A Rapid Instrument Exchange System for Humanoid Robots in Minimally Invasive Surgery

A research team from multiple institutions, led by Bingcong Zhang, has published a paper on arXiv detailing a novel rapid instrument exchange system designed specifically for humanoid robots performing minimally invasive surgery (MIS). Unlike dedicated multi-arm surgical platforms, humanoid robots have a dual-arm configuration that requires efficient tool-swapping to mimic a surgeon's natural workflow. The proposed system addresses this with an immersive teleoperation framework featuring a low-latency mechanism based on single-axis compliant docking and environmental constraint release.
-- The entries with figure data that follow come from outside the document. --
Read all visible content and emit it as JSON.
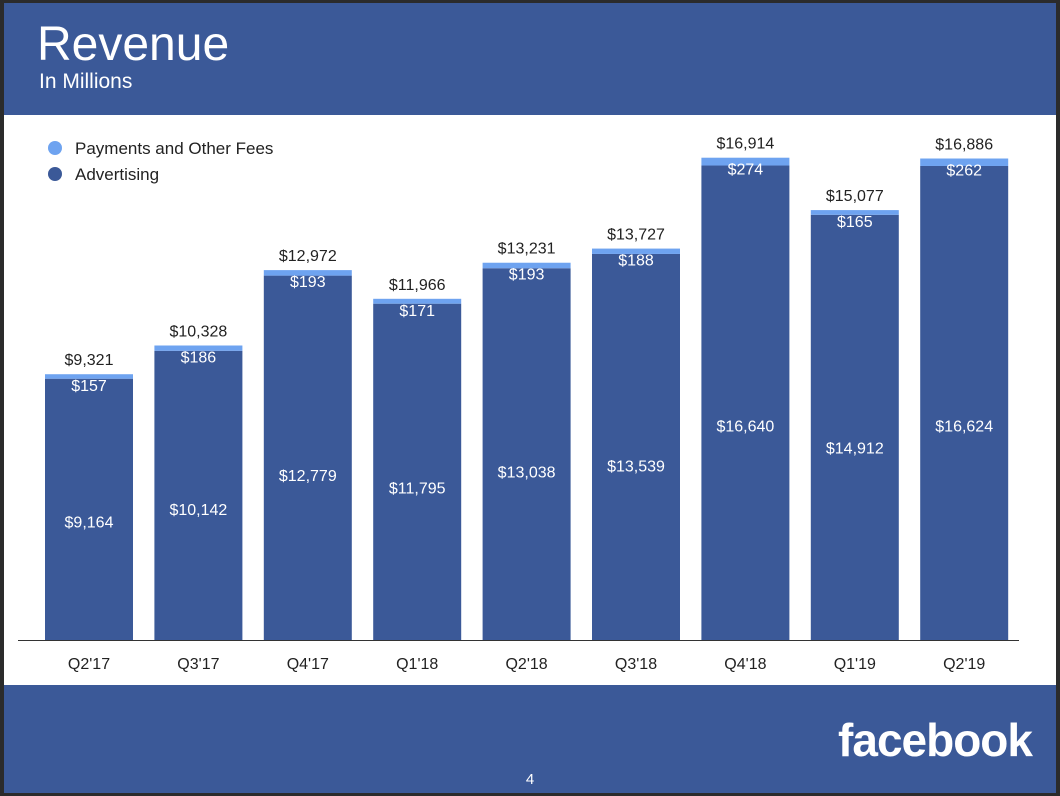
{
  "header": {
    "title": "Revenue",
    "subtitle": "In Millions"
  },
  "footer": {
    "logo_text": "facebook",
    "page_number": "4"
  },
  "colors": {
    "advertising": "#3b5998",
    "payments": "#6ea3f0",
    "background": "#3b5998",
    "axis": "#333333"
  },
  "chart_data": {
    "type": "bar",
    "stacked": true,
    "categories": [
      "Q2'17",
      "Q3'17",
      "Q4'17",
      "Q1'18",
      "Q2'18",
      "Q3'18",
      "Q4'18",
      "Q1'19",
      "Q2'19"
    ],
    "series": [
      {
        "name": "Advertising",
        "values": [
          9164,
          10142,
          12779,
          11795,
          13038,
          13539,
          16640,
          14912,
          16624
        ],
        "labels": [
          "$9,164",
          "$10,142",
          "$12,779",
          "$11,795",
          "$13,038",
          "$13,539",
          "$16,640",
          "$14,912",
          "$16,624"
        ]
      },
      {
        "name": "Payments and Other Fees",
        "values": [
          157,
          186,
          193,
          171,
          193,
          188,
          274,
          165,
          262
        ],
        "labels": [
          "$157",
          "$186",
          "$193",
          "$171",
          "$193",
          "$188",
          "$274",
          "$165",
          "$262"
        ]
      }
    ],
    "totals": [
      9321,
      10328,
      12972,
      11966,
      13231,
      13727,
      16914,
      15077,
      16886
    ],
    "total_labels": [
      "$9,321",
      "$10,328",
      "$12,972",
      "$11,966",
      "$13,231",
      "$13,727",
      "$16,914",
      "$15,077",
      "$16,886"
    ],
    "legend": [
      "Payments and Other Fees",
      "Advertising"
    ],
    "legend_position": "top-left",
    "ylim": [
      0,
      17500
    ],
    "grid": false,
    "xlabel": "",
    "ylabel": ""
  }
}
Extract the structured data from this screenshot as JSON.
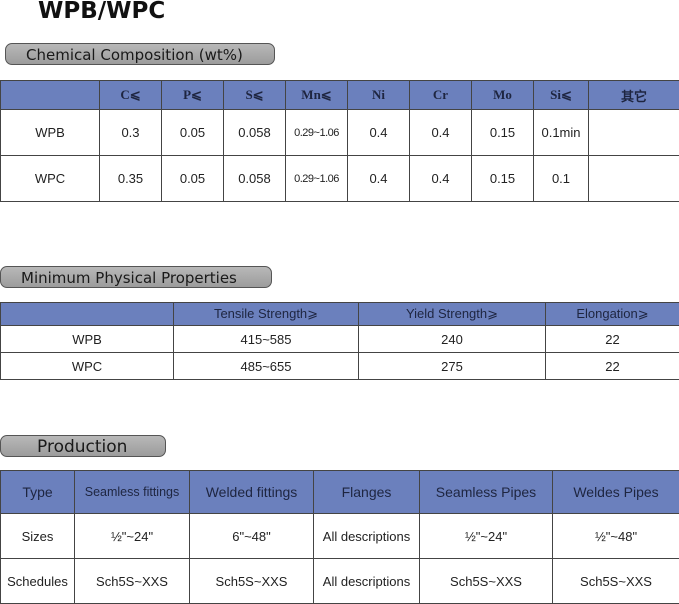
{
  "title": "WPB/WPC",
  "chemical": {
    "heading": "Chemical Composition (wt%)",
    "columns": [
      "",
      "C⩽",
      "P⩽",
      "S⩽",
      "Mn⩽",
      "Ni",
      "Cr",
      "Mo",
      "Si⩽",
      "其它"
    ],
    "rows": [
      [
        "WPB",
        "0.3",
        "0.05",
        "0.058",
        "0.29~1.06",
        "0.4",
        "0.4",
        "0.15",
        "0.1min",
        ""
      ],
      [
        "WPC",
        "0.35",
        "0.05",
        "0.058",
        "0.29~1.06",
        "0.4",
        "0.4",
        "0.15",
        "0.1",
        ""
      ]
    ]
  },
  "physical": {
    "heading": "Minimum Physical Properties",
    "columns": [
      "",
      "Tensile  Strength⩾",
      "Yield  Strength⩾",
      "Elongation⩾"
    ],
    "rows": [
      [
        "WPB",
        "415~585",
        "240",
        "22"
      ],
      [
        "WPC",
        "485~655",
        "275",
        "22"
      ]
    ]
  },
  "production": {
    "heading": "Production",
    "columns": [
      "Type",
      "Seamless fittings",
      "Welded fittings",
      "Flanges",
      "Seamless Pipes",
      "Weldes Pipes"
    ],
    "rows": [
      [
        "Sizes",
        "½\"~24\"",
        "6\"~48\"",
        "All descriptions",
        "½\"~24\"",
        "½\"~48\""
      ],
      [
        "Schedules",
        "Sch5S~XXS",
        "Sch5S~XXS",
        "All descriptions",
        "Sch5S~XXS",
        "Sch5S~XXS"
      ]
    ]
  },
  "colors": {
    "header": "#6b80bd",
    "pill": "#a8a8a8"
  }
}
Integrated with real-time first-person view (FPV) perception delivered through a head-mounted display (HMD), the system is designed to drastically cut down on operational complexity and cognitive load during the critical docking process. Comparative evaluations showed the system offers high operational robustness and a rapidly converging learning curve, with novice performance in instrument attachment and detachment improving substantially after only brief training sessions. While the study acknowledges that long-distance spatial alignment still poses challenges in terms of time cost and collaborative stability, it successfully validates the technical feasibility of humanoid robots executing stable, rapid instrument exchanges within the tight physical constraints of a clinical operating environment.